Many factors can affect how much you pay for auto insurance. Most insurers start with demographics, but personal behavior matters too. What matters most to insurers? It is a variety of reasons but some things are out of your control.
The Gender Gap
While it might sound discriminatory or unfair, how you identify might increase your premiums. Statistics show women are more likely to avoid accidents, less likely be cited for moving violations, such as driving while impaired or speeding, and tend to buy cars that cost less to insure. Women also don’t drive as much as the typical male. Auto insurers consider these factors when calculating premiums.
Experience Behind the Wheel Counts
Inexperienced teenagers, not surprisingly, are the priciest group to insure because they have more accidents. Once a person turns 25, premiums typically start to drop — but they start to rise again once you turn 60.
To Have and to Hold
A person who marries, even in their early 20s, can expect their auto premiums to drop. Married people get into fewer accidents than singles and they file fewer claims. Why? Experience behind the wheel. Perhaps a mindset to take fewer risks. Marriage also represents a commitment, an added responsibility. Insurance companies notice.
On the Street Where You Live
Does your hometown or neighborhood have a higher risk of auto theft? Do you live in a densely populated area? It’s important because most accidents occur close to home. Do you live in a rural area where it’s more likely deer or other wildlife might damage your vehicle? No matter the size of your hometown, some carriers offer discounted auto insurance rates if you own your own home.
How Spotless is Your Driving Record?
The car itself, along with how you drive it, is always important to insurers. The model, age and condition of your car, and how many miles you drive it, are huge factors when it comes to calculating insurance costs. Do you stay away from fender benders? Have you been cited for impaired driving? Should you fight that ticket for a moving violation? Certain sports cars might be associated with high-risk activities and thus subject to higher rates. A model’s safety record and ratings history differ from car to car.

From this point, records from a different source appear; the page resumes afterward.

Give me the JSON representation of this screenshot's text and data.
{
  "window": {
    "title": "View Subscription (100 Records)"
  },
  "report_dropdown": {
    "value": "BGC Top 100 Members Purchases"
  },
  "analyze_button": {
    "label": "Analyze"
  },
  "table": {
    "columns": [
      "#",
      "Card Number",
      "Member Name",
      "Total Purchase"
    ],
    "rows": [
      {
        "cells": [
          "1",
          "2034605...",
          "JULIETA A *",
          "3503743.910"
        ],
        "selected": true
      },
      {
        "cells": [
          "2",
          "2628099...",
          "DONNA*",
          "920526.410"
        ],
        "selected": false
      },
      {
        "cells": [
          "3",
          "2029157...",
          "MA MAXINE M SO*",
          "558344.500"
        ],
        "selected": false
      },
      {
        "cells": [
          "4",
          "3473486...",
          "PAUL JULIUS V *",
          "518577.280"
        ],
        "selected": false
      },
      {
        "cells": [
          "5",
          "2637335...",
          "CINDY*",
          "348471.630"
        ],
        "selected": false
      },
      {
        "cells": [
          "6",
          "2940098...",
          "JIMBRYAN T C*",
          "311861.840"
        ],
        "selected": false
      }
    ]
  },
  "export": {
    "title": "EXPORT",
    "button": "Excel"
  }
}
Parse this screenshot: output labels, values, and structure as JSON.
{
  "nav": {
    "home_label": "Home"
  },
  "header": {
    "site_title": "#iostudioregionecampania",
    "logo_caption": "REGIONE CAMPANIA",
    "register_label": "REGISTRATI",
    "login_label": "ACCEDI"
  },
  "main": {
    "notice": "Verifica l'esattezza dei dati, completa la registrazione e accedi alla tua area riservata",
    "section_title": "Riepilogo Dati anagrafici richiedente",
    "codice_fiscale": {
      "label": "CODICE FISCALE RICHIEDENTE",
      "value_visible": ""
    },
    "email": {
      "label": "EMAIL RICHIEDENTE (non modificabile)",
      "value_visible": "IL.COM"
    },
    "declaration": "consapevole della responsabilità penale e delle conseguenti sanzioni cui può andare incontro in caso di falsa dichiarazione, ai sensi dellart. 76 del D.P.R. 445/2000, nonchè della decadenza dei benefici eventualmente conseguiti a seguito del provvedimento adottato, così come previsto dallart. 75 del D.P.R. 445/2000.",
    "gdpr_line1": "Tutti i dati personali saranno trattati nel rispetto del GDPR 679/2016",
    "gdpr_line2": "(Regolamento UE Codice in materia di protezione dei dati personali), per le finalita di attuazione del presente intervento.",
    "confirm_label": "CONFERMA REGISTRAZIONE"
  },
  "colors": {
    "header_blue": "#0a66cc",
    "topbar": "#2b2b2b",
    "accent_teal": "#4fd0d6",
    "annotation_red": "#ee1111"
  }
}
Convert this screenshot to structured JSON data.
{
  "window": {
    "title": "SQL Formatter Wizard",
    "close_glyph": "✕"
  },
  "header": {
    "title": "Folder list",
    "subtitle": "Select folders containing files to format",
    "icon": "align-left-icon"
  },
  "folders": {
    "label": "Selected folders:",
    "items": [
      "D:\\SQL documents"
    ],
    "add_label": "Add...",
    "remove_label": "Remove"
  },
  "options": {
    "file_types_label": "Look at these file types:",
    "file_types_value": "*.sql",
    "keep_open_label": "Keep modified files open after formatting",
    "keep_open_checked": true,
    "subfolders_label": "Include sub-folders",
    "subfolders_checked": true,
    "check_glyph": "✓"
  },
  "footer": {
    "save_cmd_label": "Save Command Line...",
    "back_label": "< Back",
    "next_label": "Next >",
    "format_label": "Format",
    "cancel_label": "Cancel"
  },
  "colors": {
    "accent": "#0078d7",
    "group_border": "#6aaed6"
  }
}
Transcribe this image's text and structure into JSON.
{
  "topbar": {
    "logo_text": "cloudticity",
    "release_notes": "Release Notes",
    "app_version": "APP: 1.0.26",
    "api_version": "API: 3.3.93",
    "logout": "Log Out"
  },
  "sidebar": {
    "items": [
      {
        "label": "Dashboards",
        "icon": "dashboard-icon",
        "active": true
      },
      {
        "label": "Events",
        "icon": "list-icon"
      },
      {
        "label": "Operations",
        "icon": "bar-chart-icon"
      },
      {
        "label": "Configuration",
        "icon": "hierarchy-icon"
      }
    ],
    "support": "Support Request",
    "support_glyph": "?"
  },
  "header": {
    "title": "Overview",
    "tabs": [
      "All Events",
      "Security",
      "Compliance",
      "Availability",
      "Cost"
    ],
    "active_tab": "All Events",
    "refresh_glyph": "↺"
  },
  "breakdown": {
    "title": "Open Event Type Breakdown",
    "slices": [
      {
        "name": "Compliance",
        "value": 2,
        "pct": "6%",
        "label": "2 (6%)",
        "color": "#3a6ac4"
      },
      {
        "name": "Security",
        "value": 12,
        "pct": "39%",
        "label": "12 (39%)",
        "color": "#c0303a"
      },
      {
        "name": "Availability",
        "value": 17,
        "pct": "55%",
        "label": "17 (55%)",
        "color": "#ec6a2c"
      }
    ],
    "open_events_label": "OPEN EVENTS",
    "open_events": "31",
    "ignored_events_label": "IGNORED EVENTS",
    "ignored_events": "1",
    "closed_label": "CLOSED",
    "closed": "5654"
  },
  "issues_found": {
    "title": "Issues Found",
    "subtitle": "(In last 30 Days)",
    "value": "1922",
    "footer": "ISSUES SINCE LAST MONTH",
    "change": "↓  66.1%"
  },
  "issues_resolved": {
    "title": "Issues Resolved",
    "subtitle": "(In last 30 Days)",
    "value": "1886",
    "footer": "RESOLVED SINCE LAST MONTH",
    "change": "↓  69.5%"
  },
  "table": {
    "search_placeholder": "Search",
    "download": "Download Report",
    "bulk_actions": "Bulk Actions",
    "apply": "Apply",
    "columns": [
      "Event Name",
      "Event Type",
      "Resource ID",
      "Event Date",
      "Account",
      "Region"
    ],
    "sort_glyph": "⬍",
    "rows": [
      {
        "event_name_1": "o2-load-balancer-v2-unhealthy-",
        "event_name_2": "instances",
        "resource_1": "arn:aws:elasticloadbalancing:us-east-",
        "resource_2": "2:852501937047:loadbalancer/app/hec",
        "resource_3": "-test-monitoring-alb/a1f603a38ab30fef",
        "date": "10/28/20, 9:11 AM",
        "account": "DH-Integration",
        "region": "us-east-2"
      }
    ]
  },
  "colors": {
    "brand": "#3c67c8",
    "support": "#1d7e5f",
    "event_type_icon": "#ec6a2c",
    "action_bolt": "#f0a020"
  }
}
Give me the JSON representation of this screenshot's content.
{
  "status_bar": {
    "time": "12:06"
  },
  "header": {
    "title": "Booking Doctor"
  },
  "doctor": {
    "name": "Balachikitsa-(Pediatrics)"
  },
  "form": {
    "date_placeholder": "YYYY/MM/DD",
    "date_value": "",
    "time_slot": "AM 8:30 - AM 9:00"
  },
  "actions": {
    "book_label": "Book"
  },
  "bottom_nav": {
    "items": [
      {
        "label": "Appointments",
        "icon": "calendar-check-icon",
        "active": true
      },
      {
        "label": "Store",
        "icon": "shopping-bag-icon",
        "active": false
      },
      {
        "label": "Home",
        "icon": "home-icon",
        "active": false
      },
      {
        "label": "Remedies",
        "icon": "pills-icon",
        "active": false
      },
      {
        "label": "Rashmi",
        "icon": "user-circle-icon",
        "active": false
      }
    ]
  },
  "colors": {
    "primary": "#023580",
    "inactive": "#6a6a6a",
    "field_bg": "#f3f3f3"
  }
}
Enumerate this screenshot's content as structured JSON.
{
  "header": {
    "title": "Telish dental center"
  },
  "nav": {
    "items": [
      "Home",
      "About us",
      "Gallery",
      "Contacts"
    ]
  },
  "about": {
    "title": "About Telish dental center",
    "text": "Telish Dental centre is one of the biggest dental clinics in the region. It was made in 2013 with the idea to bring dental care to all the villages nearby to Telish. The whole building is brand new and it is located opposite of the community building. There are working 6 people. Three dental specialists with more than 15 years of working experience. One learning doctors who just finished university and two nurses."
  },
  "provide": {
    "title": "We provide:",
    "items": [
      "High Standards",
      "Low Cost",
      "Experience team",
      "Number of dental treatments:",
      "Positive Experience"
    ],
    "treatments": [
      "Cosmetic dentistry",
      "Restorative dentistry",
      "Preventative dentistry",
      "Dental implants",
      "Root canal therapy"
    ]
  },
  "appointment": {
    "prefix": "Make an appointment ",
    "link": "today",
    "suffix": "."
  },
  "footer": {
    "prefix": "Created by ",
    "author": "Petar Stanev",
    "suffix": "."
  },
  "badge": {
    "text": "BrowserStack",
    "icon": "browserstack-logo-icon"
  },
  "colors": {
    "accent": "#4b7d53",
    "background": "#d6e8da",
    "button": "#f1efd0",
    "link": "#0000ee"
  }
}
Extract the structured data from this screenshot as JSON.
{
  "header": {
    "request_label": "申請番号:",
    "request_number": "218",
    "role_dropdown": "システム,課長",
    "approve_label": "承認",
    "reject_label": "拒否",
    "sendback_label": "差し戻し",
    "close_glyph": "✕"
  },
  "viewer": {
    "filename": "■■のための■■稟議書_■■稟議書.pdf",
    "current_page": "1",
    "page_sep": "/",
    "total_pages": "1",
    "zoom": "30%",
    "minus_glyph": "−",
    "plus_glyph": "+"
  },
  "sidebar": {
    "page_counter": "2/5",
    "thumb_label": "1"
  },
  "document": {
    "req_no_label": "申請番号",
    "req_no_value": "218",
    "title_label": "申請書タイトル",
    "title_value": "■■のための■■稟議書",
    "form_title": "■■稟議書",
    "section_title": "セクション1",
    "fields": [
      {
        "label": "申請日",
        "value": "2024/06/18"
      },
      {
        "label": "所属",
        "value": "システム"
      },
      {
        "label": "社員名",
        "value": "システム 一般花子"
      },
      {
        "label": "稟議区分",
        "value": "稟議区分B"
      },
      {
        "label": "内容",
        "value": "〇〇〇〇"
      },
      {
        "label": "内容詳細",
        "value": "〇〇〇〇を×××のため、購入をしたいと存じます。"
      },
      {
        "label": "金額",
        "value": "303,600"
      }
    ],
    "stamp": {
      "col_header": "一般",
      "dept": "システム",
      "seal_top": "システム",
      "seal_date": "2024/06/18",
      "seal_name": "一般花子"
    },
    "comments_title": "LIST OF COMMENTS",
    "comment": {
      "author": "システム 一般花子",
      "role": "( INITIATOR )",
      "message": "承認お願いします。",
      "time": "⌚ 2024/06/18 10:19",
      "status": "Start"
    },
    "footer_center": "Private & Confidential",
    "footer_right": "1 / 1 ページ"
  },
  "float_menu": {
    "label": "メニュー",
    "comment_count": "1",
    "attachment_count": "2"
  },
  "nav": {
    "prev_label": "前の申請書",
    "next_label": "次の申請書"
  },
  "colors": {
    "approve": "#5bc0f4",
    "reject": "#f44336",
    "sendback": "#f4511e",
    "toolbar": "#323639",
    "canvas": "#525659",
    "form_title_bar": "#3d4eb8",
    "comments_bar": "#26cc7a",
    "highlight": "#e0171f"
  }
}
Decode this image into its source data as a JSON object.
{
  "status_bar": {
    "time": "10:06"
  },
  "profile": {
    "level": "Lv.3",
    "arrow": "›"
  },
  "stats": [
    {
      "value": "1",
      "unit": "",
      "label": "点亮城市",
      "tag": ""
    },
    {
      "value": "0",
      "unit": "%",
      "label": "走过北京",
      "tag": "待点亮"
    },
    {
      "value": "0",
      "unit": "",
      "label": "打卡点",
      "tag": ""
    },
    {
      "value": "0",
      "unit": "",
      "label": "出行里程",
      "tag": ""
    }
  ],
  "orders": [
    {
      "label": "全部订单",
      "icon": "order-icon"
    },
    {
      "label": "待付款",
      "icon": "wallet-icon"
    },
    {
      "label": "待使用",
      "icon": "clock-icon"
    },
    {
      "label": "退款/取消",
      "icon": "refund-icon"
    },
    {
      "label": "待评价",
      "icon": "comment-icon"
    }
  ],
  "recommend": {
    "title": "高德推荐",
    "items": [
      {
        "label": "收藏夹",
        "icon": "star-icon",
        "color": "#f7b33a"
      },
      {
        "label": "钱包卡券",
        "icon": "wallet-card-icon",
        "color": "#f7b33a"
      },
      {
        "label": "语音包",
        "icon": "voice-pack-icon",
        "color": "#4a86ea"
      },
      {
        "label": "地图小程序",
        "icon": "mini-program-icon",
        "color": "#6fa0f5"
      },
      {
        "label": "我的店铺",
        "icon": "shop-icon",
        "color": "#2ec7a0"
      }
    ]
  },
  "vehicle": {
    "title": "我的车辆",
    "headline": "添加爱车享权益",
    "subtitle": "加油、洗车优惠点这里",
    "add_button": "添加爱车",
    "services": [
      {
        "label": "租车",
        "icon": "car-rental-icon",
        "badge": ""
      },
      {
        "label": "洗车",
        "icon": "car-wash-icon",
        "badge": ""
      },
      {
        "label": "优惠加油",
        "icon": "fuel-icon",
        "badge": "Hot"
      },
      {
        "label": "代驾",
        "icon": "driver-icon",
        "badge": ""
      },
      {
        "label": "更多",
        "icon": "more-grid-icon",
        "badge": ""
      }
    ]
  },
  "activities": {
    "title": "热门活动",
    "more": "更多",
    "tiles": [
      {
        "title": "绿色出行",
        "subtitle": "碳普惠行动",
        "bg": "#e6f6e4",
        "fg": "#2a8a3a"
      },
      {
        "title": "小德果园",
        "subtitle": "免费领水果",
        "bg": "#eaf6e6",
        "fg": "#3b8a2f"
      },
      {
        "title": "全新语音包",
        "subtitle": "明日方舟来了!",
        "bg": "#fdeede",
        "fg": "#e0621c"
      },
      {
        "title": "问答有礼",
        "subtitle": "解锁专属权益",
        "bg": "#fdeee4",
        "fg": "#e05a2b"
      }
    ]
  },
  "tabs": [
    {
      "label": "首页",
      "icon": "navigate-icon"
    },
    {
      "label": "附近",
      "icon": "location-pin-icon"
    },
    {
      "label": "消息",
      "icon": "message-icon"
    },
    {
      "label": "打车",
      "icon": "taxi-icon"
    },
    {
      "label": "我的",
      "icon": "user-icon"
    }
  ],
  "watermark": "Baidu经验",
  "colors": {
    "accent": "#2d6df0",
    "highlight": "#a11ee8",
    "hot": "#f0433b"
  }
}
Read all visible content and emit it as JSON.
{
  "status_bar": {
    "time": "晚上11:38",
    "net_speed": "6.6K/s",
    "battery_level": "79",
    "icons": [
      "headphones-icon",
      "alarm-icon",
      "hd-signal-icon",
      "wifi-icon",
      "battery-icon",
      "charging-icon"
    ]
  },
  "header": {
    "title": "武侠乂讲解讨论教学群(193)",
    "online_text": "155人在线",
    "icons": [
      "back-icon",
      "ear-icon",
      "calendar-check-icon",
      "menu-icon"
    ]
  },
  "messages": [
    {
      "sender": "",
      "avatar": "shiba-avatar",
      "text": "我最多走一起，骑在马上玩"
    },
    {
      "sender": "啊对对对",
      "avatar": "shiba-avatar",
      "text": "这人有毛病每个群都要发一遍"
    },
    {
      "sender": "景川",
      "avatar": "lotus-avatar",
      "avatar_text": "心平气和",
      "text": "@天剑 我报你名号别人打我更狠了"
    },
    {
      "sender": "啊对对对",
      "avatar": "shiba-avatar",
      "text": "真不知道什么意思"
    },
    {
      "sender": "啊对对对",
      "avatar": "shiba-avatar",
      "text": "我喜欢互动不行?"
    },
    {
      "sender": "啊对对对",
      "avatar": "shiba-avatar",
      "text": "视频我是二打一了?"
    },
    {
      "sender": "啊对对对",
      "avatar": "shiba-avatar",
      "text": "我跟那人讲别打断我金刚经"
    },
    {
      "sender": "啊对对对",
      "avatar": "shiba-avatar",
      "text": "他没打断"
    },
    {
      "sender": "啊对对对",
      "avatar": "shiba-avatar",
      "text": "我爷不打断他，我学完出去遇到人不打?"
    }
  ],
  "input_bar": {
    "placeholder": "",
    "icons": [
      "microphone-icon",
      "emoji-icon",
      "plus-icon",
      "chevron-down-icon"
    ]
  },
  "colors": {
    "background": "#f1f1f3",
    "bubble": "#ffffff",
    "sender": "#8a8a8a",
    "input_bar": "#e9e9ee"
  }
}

Personal Behavior Aside from Driving
Criminal records can hang with people for years. Insurers make themselves aware of your record away from your vehicle. If you get into trouble, there are resources to help. Even something like credit history — good and bad — is fair game for insurers to consider. Good behavior doesn’t hurt auto insurance premiums, for example if you take extra defensive driving courses, insurers might be open to giving you a break on your rates. Even if they don’t, what you learn in a defensive driving course could make you a better driver and that could lower your rates.
The Insurance Bundle
What kinds of insurance do you have? Life, home, renter’s? How long have you been a policyholder? By bundling your insurance with Bond Insurance Group, you could get lower rates across the board, including auto. How you address your auto insurance — from the amount of coverage, to deductibles and everything in between — factors in.
What’s in Your Control?
When it comes to auto insurance, there are many factors, and a lot you can control. Some details, though, are out of your hands. Don’t worry about living the perfect life, just be as responsible as possible and lower insurance rates may follow.